南側の窓をドーンっとならないようにスーッと開け、リビングの大きな窓も同じように慎重にスーッと開け、パタパタ家事をしてから思い出したように東側の窓を開けた。ここの窓はそんなに慎重にならなくても大丈夫。西側はブラインドの向こう。見える空の色が全部違う。きっと土色の空とか月色の空とかもあるのだろう。星色の空は難しそう。どうしても太陽の影響を受けそうだから。海の色だってほんとうに色々で驚く。八月初旬に行った青森県下北半島を囲む海も様々だった。青にもいろんな青があり時間や波の様子でも全く変わる。
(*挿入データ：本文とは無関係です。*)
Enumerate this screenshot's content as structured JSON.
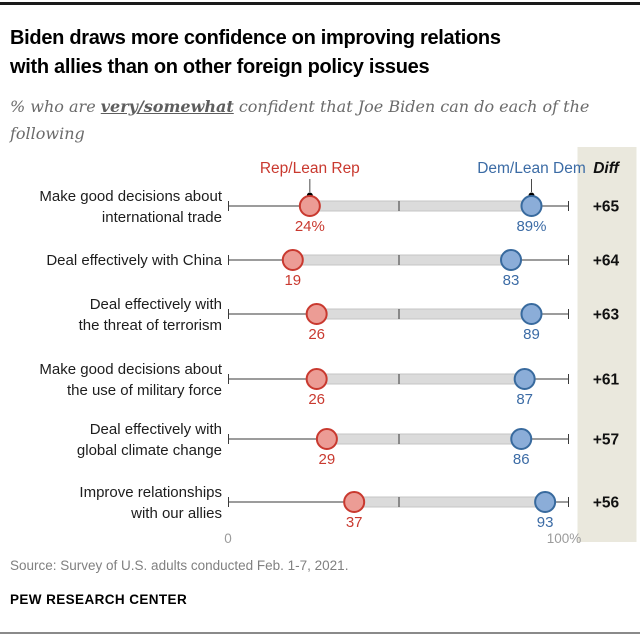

本州最北東端の尻屋崎はその先端に尻屋埼灯台がたち、津軽海峡と太平洋の境界地点となっている。灯台は真っ白で美しく、レンガ作りの灯台としては日本一の高さだそうで上ることもできるそうだが今回はちょうど閉館時間を過ぎたところだった。この上からみたらどこまでも続く海とそこにもある境界とそれが見えないことをますます実感しただろう。上らずとも右側に振り向けば草原の寒立馬たちがゆったりと草をはみ、海岸には家族たちが岩場に遊び、西側にはもう少しで沈みそうな夕日とお墓。え、お墓?とバスの出発の時間が近づいていたが少し早足で近づいてみた。遠くから見たよりも近く間に合いそうだったのでもっと近くへ早足で行ってみた。岩場の先には第二進徳丸殉難者の碑が立っており、そのそばにお地蔵さんもいた。この津軽海峡は海難事故が多発する難所だったという。手を合わせてもう一度海をぐるっと見渡しバスへ急いだ。
寒立馬は以前は囲いもなく放牧されていたそうだがペットを連れた観光客となんらかのトラブルがあり柵が設置されたそうだ。宮崎県の都井岬みたいだったのかな、と少し残念だったが激減しているという寒立馬の保護は大切だ。もうそれほど小さくはないが子馬らしき馬が母親らしき馬の首元にひたすら鼻を擦りつけるようにしてやがて乳を吸うようにおなかの方に首をもぐりこませていた。その横でのんびりと佇んでいた馬が突然ドボドボとホースのような尿を放出した。コロナでなくなってしまった日曜日の句会で「尿をにょうと言った人がいたけどしとと読みます」と先生に言われた。「にょう」と読んでしまったのは私で少し恥ずかしかったけどすっかり覚えた。芭蕉が宮城で読んだ句、
蚤虱馬の尿する枕もと 芭蕉
も馬の尿の音のインパクトをよんでいる。
それにしてもこの夏はものすごく日焼けした。炎天下をあれだけ歩けばそりゃそうかという感じだが左腕だけはっきりとTシャツ焼けをしている。最初なんの線かと思ってしまった。身体にも色で境界ができる。境界なんて曖昧なものを無理やり消すことも自ら作り出すこともしたくない。いろんなものはグラデーション。スペクトラムという言葉はなんだか使われすぎな気がする。いろんなものいろんな人、今日も色々色々だ。